Paling parah, jika yang diluruskan seperti Ahab, punya power, kekayaan, posisi sosial terhormat. Bisa karena tidak siap dan tersinggung, lalu mengambil tindakan balik yang mengancam nyawa sang pembawa tugas suara kenabian.

Saudaraku, tentu saja menegur dan menasihati ada etikanya. Ada kode etiknya. Bila kekeliruannya bersifat pribadi, lebih baik menegur dan mengingatkannya secara empat mata. Dilakukan dengan cara lemah lembut dan bahasa yang santun. Pola penyampaiannya pun dengan sikap bersahabat. Karena memang niatnya bukan memusuhi, melainkan agar ada perubahan dan perbaikan.

Saudaraku, bukan cuma kita dipanggil untuk mau menegur, menasihati dan mengingatkan orang lain yang salah. Sebenarnya, kita pun harus punya jiwa besar dan keterbukaan untuk diingatkan, dinasihati dan ditegur.

Mengapa? Sebab, sebagai manusia kita pun rawan. Kita pun punya potensi berbuat salah. Salah ucap. Salah sangka. Salah mengambil keputusan dan salah bertindak. Kita bukan malaikat yang sempurna. Emosi kita masih suka meledak. Ucapan kita masih bisa melukai orang lain. Perbuatan kita masih bersifat egois. Semua itu, pertanda ada yang bengkok dan harus diluruskan dari diri kita.

Semoga Roh Kudus memampukan kita, menjalankan tugas seperti Elia. Berat tapi mulia. Dan semoga kita jangan seperti Ahab, sudah salah tapi menolak keras saat diarahkan kembali ke jalan yang benar.

Kita berdoa, “Tuhan berilah kami hati yang mau mengemban tugas meluruskan saudara kami yang terjatuh ke dalam kekeliruan hidup. Berikan kami juga semangat keterbukaan untuk mendengar nasihat dan teguran dari Tuhan melalui sesama kami yang penuh perhatian.”

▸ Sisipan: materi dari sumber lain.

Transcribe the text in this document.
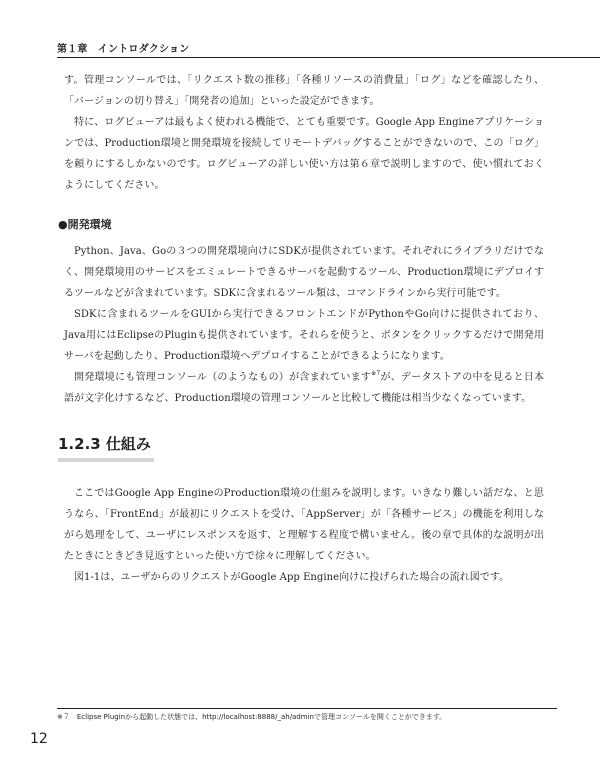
第１章　イントロダクション

す。管理コンソールでは、「リクエスト数の推移」「各種リソースの消費量」「ログ」などを確認したり、「バージョンの切り替え」「開発者の追加」といった設定ができます。

特に、ログビューアは最もよく使われる機能で、とても重要です。Google App Engineアプリケーションでは、Production環境と開発環境を接続してリモートデバッグすることができないので、この「ログ」を頼りにするしかないのです。ログビューアの詳しい使い方は第６章で説明しますので、使い慣れておくようにしてください。

●開発環境

Python、Java、Goの３つの開発環境向けにSDKが提供されています。それぞれにライブラリだけでなく、開発環境用のサービスをエミュレートできるサーバを起動するツール、Production環境にデプロイするツールなどが含まれています。SDKに含まれるツール類は、コマンドラインから実行可能です。

SDKに含まれるツールをGUIから実行できるフロントエンドがPythonやGo向けに提供されており、Java用にはEclipseのPluginも提供されています。それらを使うと、ボタンをクリックするだけで開発用サーバを起動したり、Production環境へデプロイすることができるようになります。

開発環境にも管理コンソール（のようなもの）が含まれています$^{※7}$が、データストアの中を見ると日本語が文字化けするなど、Production環境の管理コンソールと比較して機能は相当少なくなっています。

1.2.3 仕組み

ここではGoogle App EngineのProduction環境の仕組みを説明します。いきなり難しい話だな、と思うなら、「FrontEnd」が最初にリクエストを受け、「AppServer」が「各種サービス」の機能を利用しながら処理をして、ユーザにレスポンスを返す、と理解する程度で構いません。後の章で具体的な説明が出たときにときどき見返すといった使い方で徐々に理解してください。

図1-1は、ユーザからのリクエストがGoogle App Engine向けに投げられた場合の流れ図です。

※７　Eclipse Pluginから起動した状態では、http://localhost:8888/_ah/adminで管理コンソールを開くことができます。
12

“Kami pun berdoa, Tuhan, ajar dan kuatkan tekad kami untuk membahagiakan sesama kami, entah orang tua, saudara, keluarga, istri/suami, anak atau siapapun. Kami ingin berjalan terus di jalan Tuhan walau ada rintangan yang mencoba menghalangi.

“Hari ini, perkenankan kami berlindung di bawah kasih-Mu yang menguatkan dan melegakan hati kami. Jauhkan kami dari mara bahaya wabah dan kecelakaan. Dalam nama Yesus, Tuhan kami, kabulkanlah doa kami. Amin.